FOIA News: USCIS has reduced backlog via bad-faith FOIA denials, claims whistleblower

FOIA News (2025)Allan BlutsteinComment

USCIS’ arbitrarily strict FOIA policy is keeping some migrants from receiving their immigration records, whistleblower alleges

In a protected disclosure to Congress, an agency employee claims that U.S. Citizenship and Immigration Services since 2024 has been finding ways to reject Freedom of Information Act requests from migrants in order to make it seem like the agency is complying with a court order.

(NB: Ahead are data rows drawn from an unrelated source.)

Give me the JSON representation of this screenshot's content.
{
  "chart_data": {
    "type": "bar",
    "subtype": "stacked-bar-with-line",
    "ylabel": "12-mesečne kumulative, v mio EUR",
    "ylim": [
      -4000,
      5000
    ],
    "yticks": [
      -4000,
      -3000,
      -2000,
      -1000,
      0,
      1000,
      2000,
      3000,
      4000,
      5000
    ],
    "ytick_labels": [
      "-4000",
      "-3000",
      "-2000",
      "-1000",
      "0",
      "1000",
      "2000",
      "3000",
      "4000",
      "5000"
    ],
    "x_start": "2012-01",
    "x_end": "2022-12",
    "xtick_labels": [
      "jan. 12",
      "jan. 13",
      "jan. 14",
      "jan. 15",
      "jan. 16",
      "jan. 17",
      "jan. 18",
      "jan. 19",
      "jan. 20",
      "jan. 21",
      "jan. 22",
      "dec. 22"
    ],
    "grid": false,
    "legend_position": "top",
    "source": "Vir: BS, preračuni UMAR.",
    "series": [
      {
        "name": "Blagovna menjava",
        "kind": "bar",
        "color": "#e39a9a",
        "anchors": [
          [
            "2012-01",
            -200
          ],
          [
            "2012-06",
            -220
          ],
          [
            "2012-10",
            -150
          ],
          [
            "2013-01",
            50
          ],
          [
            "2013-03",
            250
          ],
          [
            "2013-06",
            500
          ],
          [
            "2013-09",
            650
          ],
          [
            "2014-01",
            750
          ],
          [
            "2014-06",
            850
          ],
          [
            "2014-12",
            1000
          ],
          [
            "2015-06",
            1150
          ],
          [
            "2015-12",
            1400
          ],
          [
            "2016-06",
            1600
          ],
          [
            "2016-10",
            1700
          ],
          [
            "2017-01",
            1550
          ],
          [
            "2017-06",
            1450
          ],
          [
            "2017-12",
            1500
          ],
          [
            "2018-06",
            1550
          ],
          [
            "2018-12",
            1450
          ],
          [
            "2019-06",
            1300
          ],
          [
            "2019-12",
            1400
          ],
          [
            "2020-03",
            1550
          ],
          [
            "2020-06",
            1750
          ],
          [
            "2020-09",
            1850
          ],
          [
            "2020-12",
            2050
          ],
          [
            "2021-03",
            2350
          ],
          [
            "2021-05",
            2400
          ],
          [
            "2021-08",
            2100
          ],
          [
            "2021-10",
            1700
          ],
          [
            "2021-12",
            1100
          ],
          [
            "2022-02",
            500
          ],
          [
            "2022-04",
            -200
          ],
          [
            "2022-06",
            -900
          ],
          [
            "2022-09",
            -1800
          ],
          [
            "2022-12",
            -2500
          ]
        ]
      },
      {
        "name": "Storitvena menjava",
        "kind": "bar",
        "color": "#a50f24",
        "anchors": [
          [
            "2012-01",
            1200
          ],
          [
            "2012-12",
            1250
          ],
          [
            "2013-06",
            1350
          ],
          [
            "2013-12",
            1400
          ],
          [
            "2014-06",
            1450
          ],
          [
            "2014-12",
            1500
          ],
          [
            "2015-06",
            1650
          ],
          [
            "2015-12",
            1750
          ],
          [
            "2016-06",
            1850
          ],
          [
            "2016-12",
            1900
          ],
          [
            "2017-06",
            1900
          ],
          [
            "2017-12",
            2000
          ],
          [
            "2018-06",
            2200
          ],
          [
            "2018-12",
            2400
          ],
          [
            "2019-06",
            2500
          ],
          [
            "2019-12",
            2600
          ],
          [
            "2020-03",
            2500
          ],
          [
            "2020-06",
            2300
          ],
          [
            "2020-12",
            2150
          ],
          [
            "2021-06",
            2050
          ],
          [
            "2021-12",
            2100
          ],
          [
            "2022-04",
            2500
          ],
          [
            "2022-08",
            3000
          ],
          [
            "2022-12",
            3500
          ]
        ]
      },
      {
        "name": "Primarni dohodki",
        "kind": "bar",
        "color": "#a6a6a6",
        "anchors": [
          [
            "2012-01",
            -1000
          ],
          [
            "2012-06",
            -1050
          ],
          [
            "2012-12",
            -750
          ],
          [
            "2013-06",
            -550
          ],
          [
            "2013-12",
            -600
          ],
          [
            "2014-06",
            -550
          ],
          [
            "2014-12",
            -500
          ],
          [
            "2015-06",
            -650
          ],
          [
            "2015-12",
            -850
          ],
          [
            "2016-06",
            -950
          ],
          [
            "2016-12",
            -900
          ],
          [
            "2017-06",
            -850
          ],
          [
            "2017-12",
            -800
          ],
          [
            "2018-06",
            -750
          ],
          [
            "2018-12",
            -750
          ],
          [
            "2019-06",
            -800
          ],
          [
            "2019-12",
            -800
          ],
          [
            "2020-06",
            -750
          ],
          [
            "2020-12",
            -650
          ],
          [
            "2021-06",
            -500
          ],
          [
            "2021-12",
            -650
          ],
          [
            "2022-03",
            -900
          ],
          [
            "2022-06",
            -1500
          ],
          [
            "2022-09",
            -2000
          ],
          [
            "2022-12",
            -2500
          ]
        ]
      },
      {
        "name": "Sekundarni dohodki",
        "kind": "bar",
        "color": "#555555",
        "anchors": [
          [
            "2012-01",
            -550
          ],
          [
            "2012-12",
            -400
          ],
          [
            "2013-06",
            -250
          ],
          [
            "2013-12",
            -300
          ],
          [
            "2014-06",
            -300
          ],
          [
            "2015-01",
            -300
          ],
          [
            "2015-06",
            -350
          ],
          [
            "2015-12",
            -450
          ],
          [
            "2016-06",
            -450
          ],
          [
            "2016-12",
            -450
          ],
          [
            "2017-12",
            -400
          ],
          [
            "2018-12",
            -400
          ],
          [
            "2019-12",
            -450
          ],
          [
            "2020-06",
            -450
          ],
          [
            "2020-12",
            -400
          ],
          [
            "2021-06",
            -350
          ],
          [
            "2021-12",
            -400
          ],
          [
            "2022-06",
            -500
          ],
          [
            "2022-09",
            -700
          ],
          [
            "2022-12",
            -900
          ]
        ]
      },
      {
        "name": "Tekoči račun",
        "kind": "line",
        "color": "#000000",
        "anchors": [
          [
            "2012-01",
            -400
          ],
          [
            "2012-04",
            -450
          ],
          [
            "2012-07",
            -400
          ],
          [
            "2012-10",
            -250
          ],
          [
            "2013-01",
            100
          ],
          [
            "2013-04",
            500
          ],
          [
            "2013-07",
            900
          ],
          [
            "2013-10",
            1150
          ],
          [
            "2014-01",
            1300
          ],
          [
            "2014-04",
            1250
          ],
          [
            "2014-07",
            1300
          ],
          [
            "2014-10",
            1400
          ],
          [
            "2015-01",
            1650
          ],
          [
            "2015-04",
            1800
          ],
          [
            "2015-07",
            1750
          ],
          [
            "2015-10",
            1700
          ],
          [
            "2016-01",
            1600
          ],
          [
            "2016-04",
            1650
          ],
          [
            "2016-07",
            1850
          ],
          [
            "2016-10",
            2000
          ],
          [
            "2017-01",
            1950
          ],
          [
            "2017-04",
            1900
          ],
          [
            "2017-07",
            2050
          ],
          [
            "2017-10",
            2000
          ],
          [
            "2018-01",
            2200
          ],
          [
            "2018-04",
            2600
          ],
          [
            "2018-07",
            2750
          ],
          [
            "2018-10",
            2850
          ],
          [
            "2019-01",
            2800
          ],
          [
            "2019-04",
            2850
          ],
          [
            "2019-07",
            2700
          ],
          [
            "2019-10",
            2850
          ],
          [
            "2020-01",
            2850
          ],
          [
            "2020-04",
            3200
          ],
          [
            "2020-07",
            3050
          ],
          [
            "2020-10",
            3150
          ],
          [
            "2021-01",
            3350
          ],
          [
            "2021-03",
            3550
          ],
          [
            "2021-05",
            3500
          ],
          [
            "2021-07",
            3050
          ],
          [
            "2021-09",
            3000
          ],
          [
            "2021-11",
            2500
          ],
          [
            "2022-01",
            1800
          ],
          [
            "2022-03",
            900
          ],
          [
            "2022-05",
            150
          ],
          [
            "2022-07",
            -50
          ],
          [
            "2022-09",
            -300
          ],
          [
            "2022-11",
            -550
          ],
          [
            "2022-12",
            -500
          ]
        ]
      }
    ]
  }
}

By Sean Michael Newhouse, Gov’t Exec., Dec. 19, 2025

U.S. Citizenship and Immigration Services said in a Dec. 15 compliance report that it reduced its Freedom of Information Act request backlog for certain immigration records by 99.96% over the course of three months, an impressive feat given recent workforce cuts to agency FOIA teams and a 43-day government shutdown occurred during the period. 

But a whistleblower disclosure sent to the Senate Homeland Security and Judiciary committees on Friday argues that the agency has adopted unnecessarily strict criteria to summarily reject FOIA requests from migrants seeking documents for their immigration proceedings. 

“The circumstances alongside the whistleblower’s disclosures suggest the reported reduction does not reflect timely, good-faith FOIA processing but rather mass closures of requests and other procedural mechanisms that remove requests from the pending inventory without reasonable searches or release of responsive records,” according to the document.